There is no glorious golden sunset tonight. the sun has slid down in silver and blue clouds. The Bay goes all steel and pewter and iron. It's gone from steaming tropics to chill, or at least, I am. I stow my gear, go back to Bogle's Wharf to launch my boat.
This boat is about a foot long, an elegantly simple toy I found at Chestertown's Downrigging Weekend. It has two masts, sails made from plastic bags, a moveable keel, and sheets to set the sails. I experiment and find she is a fun little sailer. I watch the marsh go to blue iron, feel the wind off the Chester driving the biting bugs inland.

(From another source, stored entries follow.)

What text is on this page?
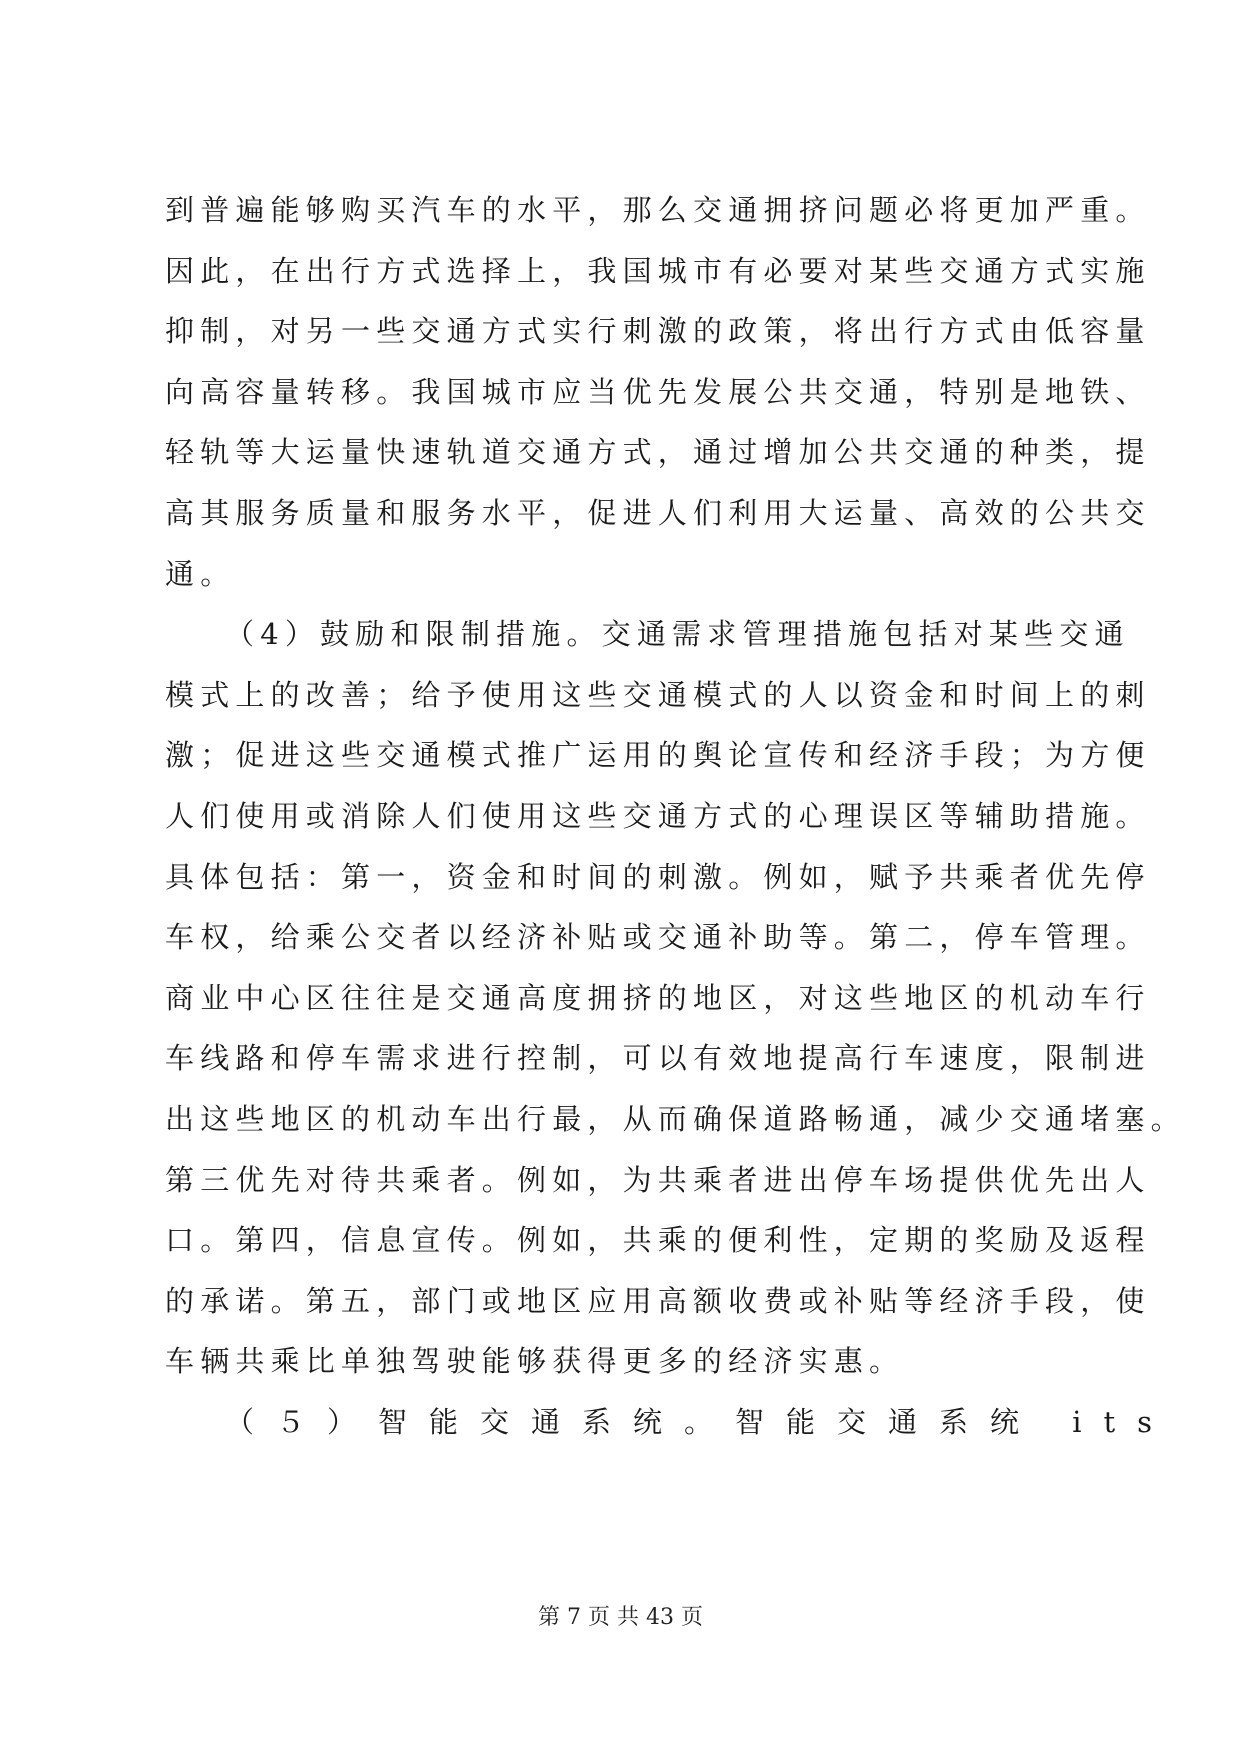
到普遍能够购买汽车的水平，那么交通拥挤问题必将更加严重。
因此，在出行方式选择上，我国城市有必要对某些交通方式实施
抑制，对另一些交通方式实行刺激的政策，将出行方式由低容量
向高容量转移。我国城市应当优先发展公共交通，特别是地铁、
轻轨等大运量快速轨道交通方式，通过增加公共交通的种类，提
高其服务质量和服务水平，促进人们利用大运量、高效的公共交
通。
（4）鼓励和限制措施。交通需求管理措施包括对某些交通
模式上的改善；给予使用这些交通模式的人以资金和时间上的刺
激；促进这些交通模式推广运用的舆论宣传和经济手段；为方便
人们使用或消除人们使用这些交通方式的心理误区等辅助措施。
具体包括：第一，资金和时间的刺激。例如，赋予共乘者优先停
车权，给乘公交者以经济补贴或交通补助等。第二，停车管理。
商业中心区往往是交通高度拥挤的地区，对这些地区的机动车行
车线路和停车需求进行控制，可以有效地提高行车速度，限制进
出这些地区的机动车出行最，从而确保道路畅通，减少交通堵塞。
第三优先对待共乘者。例如，为共乘者进出停车场提供优先出人
口。第四，信息宣传。例如，共乘的便利性，定期的奖励及返程
的承诺。第五，部门或地区应用高额收费或补贴等经济手段，使
车辆共乘比单独驾驶能够获得更多的经济实惠。
（５）智能交通系统。智能交通系统 its
第 7 页 共 43 页
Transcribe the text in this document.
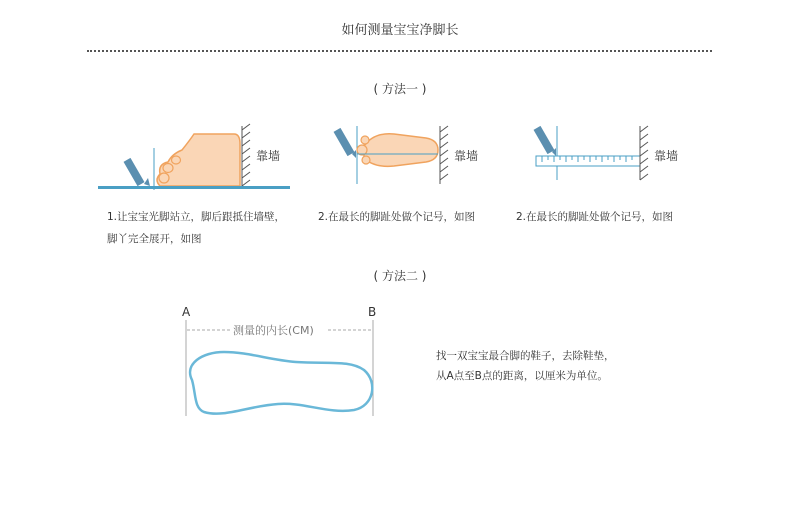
如何测量宝宝净脚长
( 方法一 )
靠墙	靠墙	靠墙
1.让宝宝光脚站立，脚后跟抵住墙壁，
脚丫完全展开，如图
2.在最长的脚趾处做个记号，如图	2.在最长的脚趾处做个记号，如图
( 方法二 )
A	B
测量的内长(CM)
找一双宝宝最合脚的鞋子，去除鞋垫，
从A点至B点的距离，以厘米为单位。
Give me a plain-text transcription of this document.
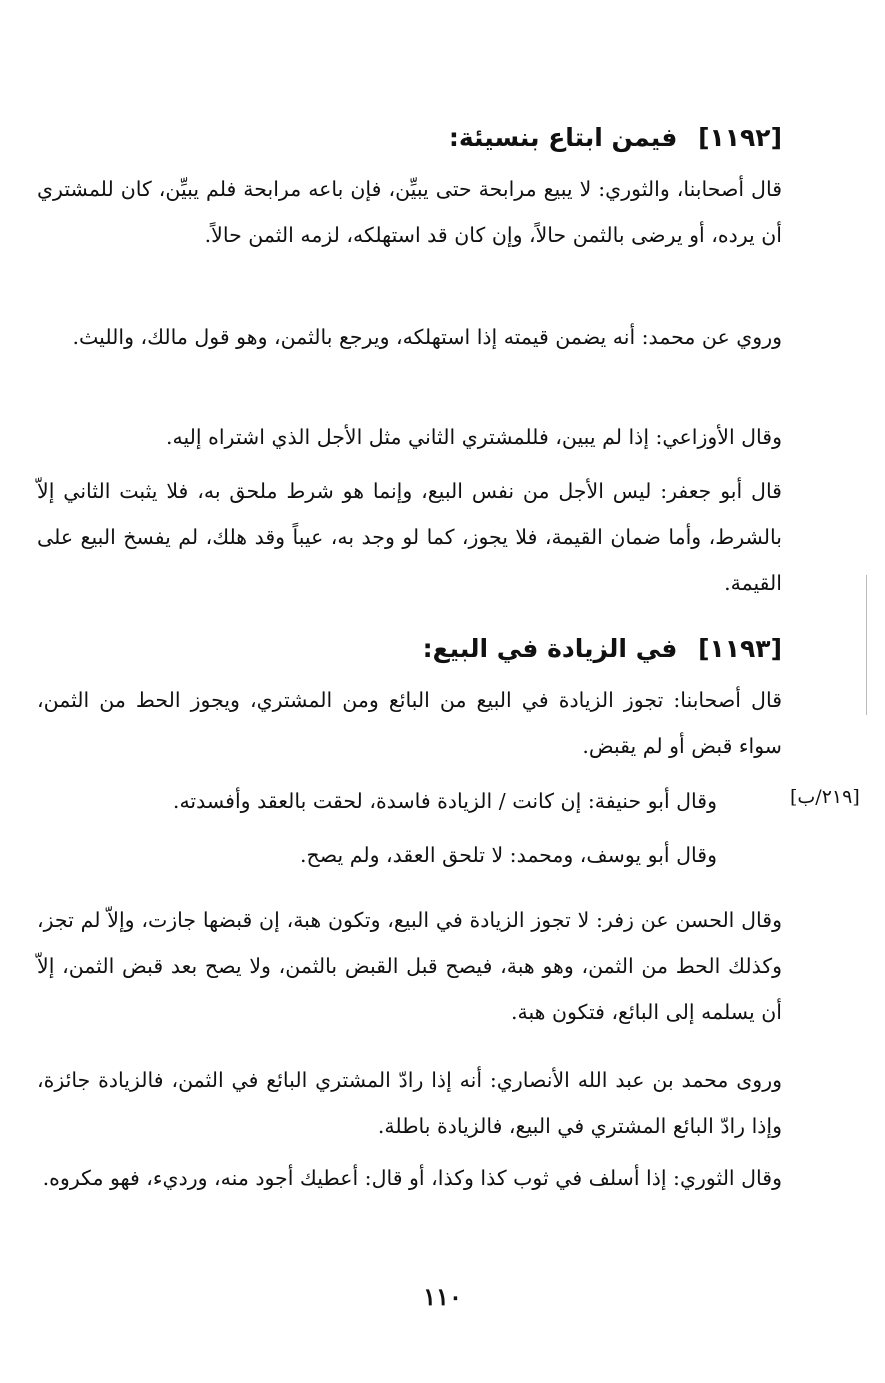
[١١٩٢] فيمن ابتاع بنسيئة:
قال أصحابنا، والثوري: لا يبيع مرابحة حتى يبيِّن، فإن باعه مرابحة فلم يبيِّن، كان للمشتري أن يرده، أو يرضى بالثمن حالاً، وإن كان قد استهلكه، لزمه الثمن حالاً.
وروي عن محمد: أنه يضمن قيمته إذا استهلكه، ويرجع بالثمن، وهو قول مالك، والليث.
وقال الأوزاعي: إذا لم يبين، فللمشتري الثاني مثل الأجل الذي اشتراه إليه.
قال أبو جعفر: ليس الأجل من نفس البيع، وإنما هو شرط ملحق به، فلا يثبت الثاني إلاّ بالشرط، وأما ضمان القيمة، فلا يجوز، كما لو وجد به، عيباً وقد هلك، لم يفسخ البيع على القيمة.
[١١٩٣] في الزيادة في البيع:
قال أصحابنا: تجوز الزيادة في البيع من البائع ومن المشتري، ويجوز الحط من الثمن، سواء قبض أو لم يقبض.
وقال أبو حنيفة: إن كانت / الزيادة فاسدة، لحقت بالعقد وأفسدته.
وقال أبو يوسف، ومحمد: لا تلحق العقد، ولم يصح.
وقال الحسن عن زفر: لا تجوز الزيادة في البيع، وتكون هبة، إن قبضها جازت، وإلاّ لم تجز، وكذلك الحط من الثمن، وهو هبة، فيصح قبل القبض بالثمن، ولا يصح بعد قبض الثمن، إلاّ أن يسلمه إلى البائع، فتكون هبة.
وروى محمد بن عبد الله الأنصاري: أنه إذا رادّ المشتري البائع في الثمن، فالزيادة جائزة، وإذا رادّ البائع المشتري في البيع، فالزيادة باطلة.
وقال الثوري: إذا أسلف في ثوب كذا وكذا، أو قال: أعطيك أجود منه، ورديء، فهو مكروه.
[٢١٩/ب]
١١٠
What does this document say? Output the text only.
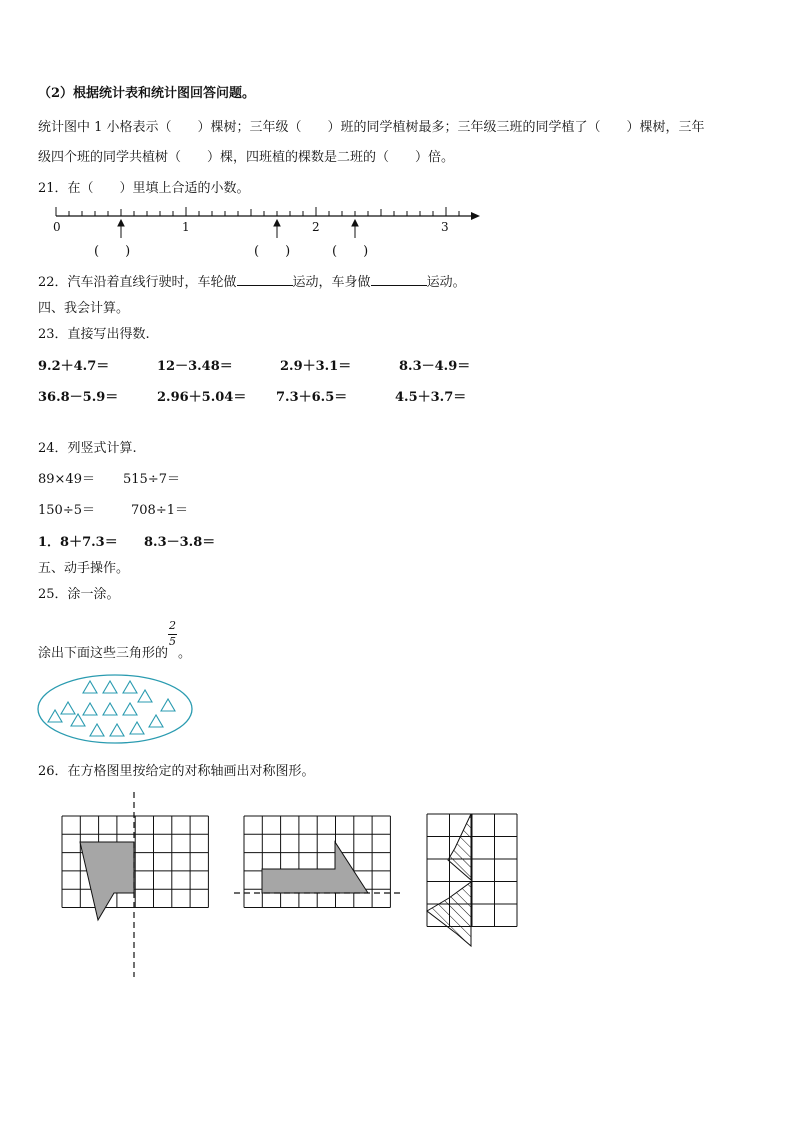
（2）根据统计表和统计图回答问题。
统计图中 1 小格表示（　　）棵树；三年级（　　）班的同学植树最多；三年级三班的同学植了（　　）棵树，三年
级四个班的同学共植树（　　）棵，四班植的棵数是二班的（　　）倍。
21．在（　　）里填上合适的小数。
0	1	2	3
(　　)	(　　)	(　　)
22．汽车沿着直线行驶时，车轮做	运动，车身做	运动。
四、我会计算。
23．直接写出得数.
9.2＋4.7＝	12－3.48＝	2.9＋3.1＝	8.3－4.9＝
36.8－5.9＝	2.96＋5.04＝ 7.3＋6.5＝	4.5＋3.7＝
24．列竖式计算.
89×49＝ 515÷7＝
150÷5＝	708÷1＝
1．8＋7.3＝ 8.3－3.8＝
五、动手操作。
25．涂一涂。
涂出下面这些三角形的 $\frac{2}{5}$ 。
26．在方格图里按给定的对称轴画出对称图形。
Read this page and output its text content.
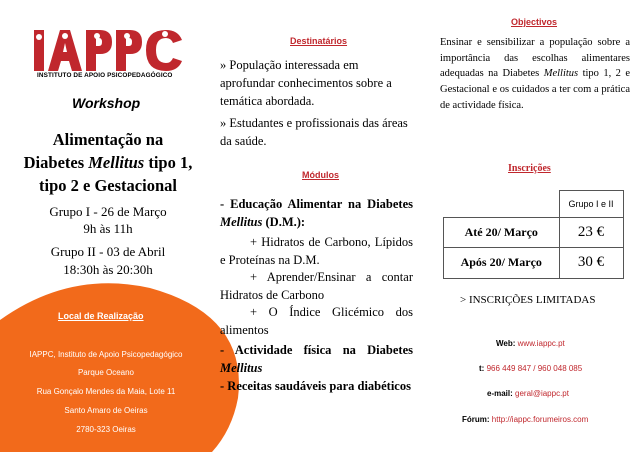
INSTITUTO DE APOIO PSICOPEDAGÓGICO
Workshop
Alimentação na
Diabetes Mellitus tipo 1,
tipo 2 e Gestacional
Grupo I - 26 de Março
9h às 11h
Grupo II - 03 de Abril
18:30h às 20:30h
Local de Realização
IAPPC, Instituto de Apoio Psicopedagógico
Parque Oceano
Rua Gonçalo Mendes da Maia, Lote 11
Santo Amaro de Oeiras
2780-323 Oeiras
Destinatários
» População interessada em aprofundar conhecimentos sobre a temática abordada.
» Estudantes e profissionais das áreas da saúde.
Módulos
- Educação Alimentar na Diabetes Mellitus (D.M.):
+ Hidratos de Carbono, Lípidos e Proteínas na D.M.
+ Aprender/Ensinar a contar Hidratos de Carbono
+ O Índice Glicémico dos alimentos
- Actividade física na Diabetes Mellitus
- Receitas saudáveis para diabéticos
Objectivos
Ensinar e sensibilizar a população sobre a importância das escolhas alimentares adequadas na Diabetes Mellitus tipo 1, 2 e Gestacional e os cuidados a ter com a prática de actividade física.
Inscrições
	Grupo I e II
Até 20/ Março	23 €
Após 20/ Março	30 €
> INSCRIÇÕES LIMITADAS
Web: www.iappc.pt
t: 966 449 847 / 960 048 085
e-mail: geral@iappc.pt
Fórum: http://iappc.forumeiros.com
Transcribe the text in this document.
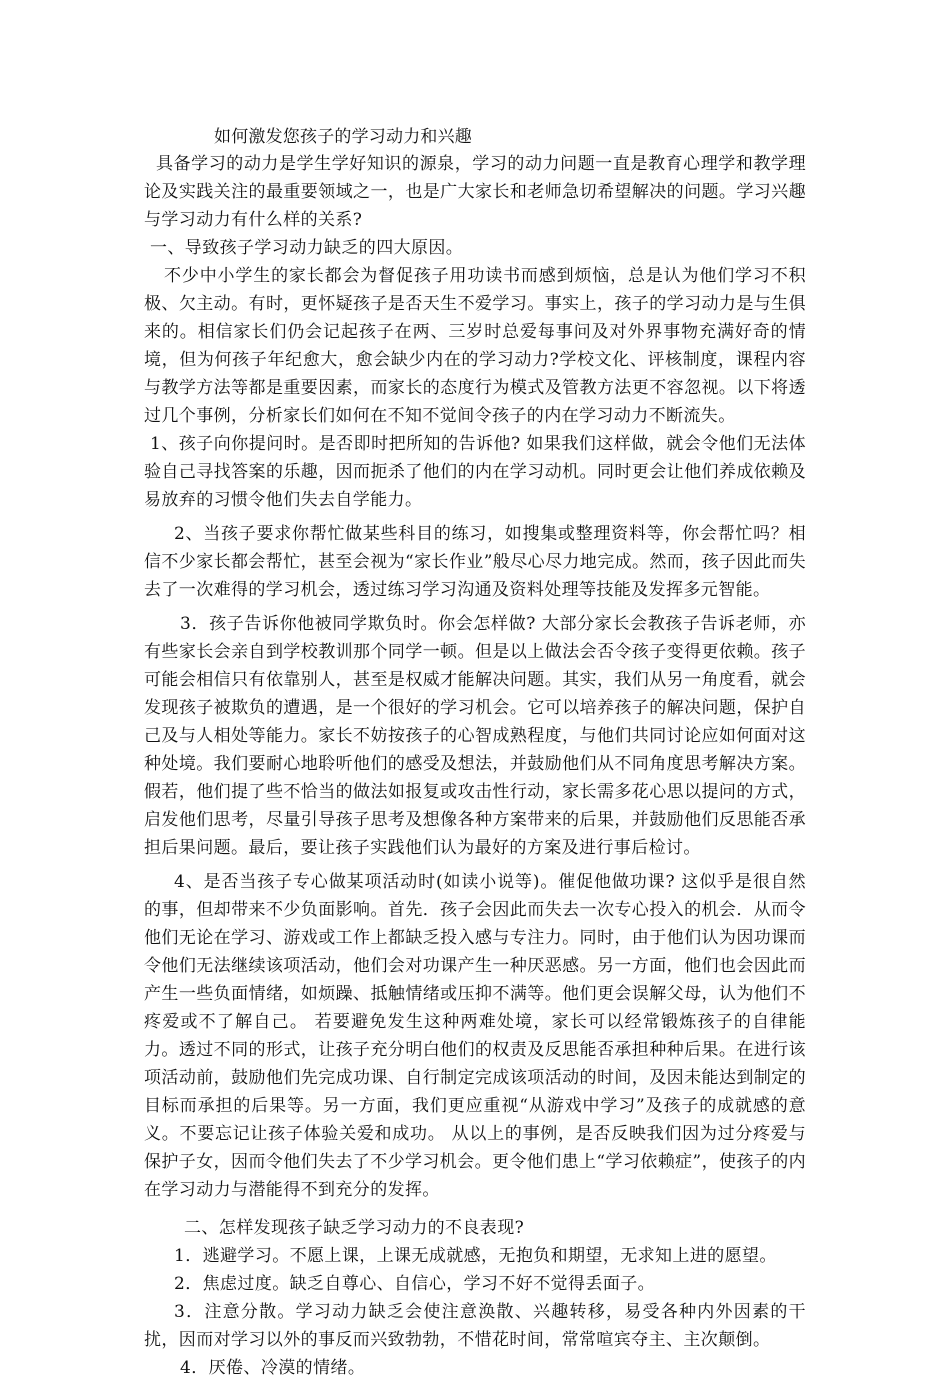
如何激发您孩子的学习动力和兴趣

具备学习的动力是学生学好知识的源泉，学习的动力问题一直是教育心理学和教学理论及实践关注的最重要领域之一，也是广大家长和老师急切希望解决的问题。学习兴趣与学习动力有什么样的关系?

一、导致孩子学习动力缺乏的四大原因。

不少中小学生的家长都会为督促孩子用功读书而感到烦恼，总是认为他们学习不积极、欠主动。有时，更怀疑孩子是否天生不爱学习。事实上，孩子的学习动力是与生俱来的。相信家长们仍会记起孩子在两、三岁时总爱每事问及对外界事物充满好奇的情境，但为何孩子年纪愈大，愈会缺少内在的学习动力?学校文化、评核制度，课程内容与教学方法等都是重要因素，而家长的态度行为模式及管教方法更不容忽视。以下将透过几个事例，分析家长们如何在不知不觉间令孩子的内在学习动力不断流失。

1、孩子向你提问时。是否即时把所知的告诉他? 如果我们这样做，就会令他们无法体验自己寻找答案的乐趣，因而扼杀了他们的内在学习动机。同时更会让他们养成依赖及易放弃的习惯令他们失去自学能力。

2、当孩子要求你帮忙做某些科目的练习，如搜集或整理资料等，你会帮忙吗？相信不少家长都会帮忙，甚至会视为“家长作业”般尽心尽力地完成。然而，孩子因此而失去了一次难得的学习机会，透过练习学习沟通及资料处理等技能及发挥多元智能。

3．孩子告诉你他被同学欺负时。你会怎样做? 大部分家长会教孩子告诉老师，亦有些家长会亲自到学校教训那个同学一顿。但是以上做法会否令孩子变得更依赖。孩子可能会相信只有依靠别人，甚至是权威才能解决问题。其实，我们从另一角度看，就会发现孩子被欺负的遭遇，是一个很好的学习机会。它可以培养孩子的解决问题，保护自己及与人相处等能力。家长不妨按孩子的心智成熟程度，与他们共同讨论应如何面对这种处境。我们要耐心地聆听他们的感受及想法，并鼓励他们从不同角度思考解决方案。假若，他们提了些不恰当的做法如报复或攻击性行动，家长需多花心思以提问的方式，启发他们思考，尽量引导孩子思考及想像各种方案带来的后果，并鼓励他们反思能否承担后果问题。最后，要让孩子实践他们认为最好的方案及进行事后检讨。

4、是否当孩子专心做某项活动时(如读小说等)。催促他做功课? 这似乎是很自然的事，但却带来不少负面影响。首先．孩子会因此而失去一次专心投入的机会．从而令他们无论在学习、游戏或工作上都缺乏投入感与专注力。同时，由于他们认为因功课而令他们无法继续该项活动，他们会对功课产生一种厌恶感。另一方面，他们也会因此而产生一些负面情绪，如烦躁、抵触情绪或压抑不满等。他们更会误解父母，认为他们不疼爱或不了解自己。 若要避免发生这种两难处境，家长可以经常锻炼孩子的自律能力。透过不同的形式，让孩子充分明白他们的权责及反思能否承担种种后果。在进行该项活动前，鼓励他们先完成功课、自行制定完成该项活动的时间，及因未能达到制定的目标而承担的后果等。另一方面，我们更应重视“从游戏中学习”及孩子的成就感的意义。不要忘记让孩子体验关爱和成功。 从以上的事例，是否反映我们因为过分疼爱与保护子女，因而令他们失去了不少学习机会。更令他们患上“学习依赖症”，使孩子的内在学习动力与潜能得不到充分的发挥。

二、怎样发现孩子缺乏学习动力的不良表现?

1．逃避学习。不愿上课，上课无成就感，无抱负和期望，无求知上进的愿望。

2．焦虑过度。缺乏自尊心、自信心，学习不好不觉得丢面子。

3．注意分散。学习动力缺乏会使注意涣散、兴趣转移，易受各种内外因素的干扰，因而对学习以外的事反而兴致勃勃，不惜花时间，常常喧宾夺主、主次颠倒。

4．厌倦、冷漠的情绪。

Sit on a piece of marsh with legs dangling in the water. Talk to a guy about Chesapeake Bay Retrievers.
The Journey is the Destination.
I had a picture of what I wanted to do this day. It changed, it shapeshifted. I did find clear water. I did my underwater footage. I also found stories: a dog named Thor, and one named Gretchen. A Grandmother who has seen too much of the wrong kind of change on the great Bay. A man who only needs dogs and ducks and a boat to be happy. A mask, a snorkel and a bit of clear water. A dead fish and a live fox. A wrinkled snake, alive after all. A tiny pipefish, invisible to all other visitors that day. Ospreys wheeling, the dinosaur croak of herons sailing overhead in the iron-blue evening sky. The wink of fireflies in the marsh grass and the bite of hungry mosquitoes.
I fled to the car, in dry clothes. Stopped for roast beef and much coffee, and drove back up Delmarva to the woods of PA. Stowed in the camera's memory chip is the Journey, or parts of it. Bouncing by the radio is a small irridescent mussel shell.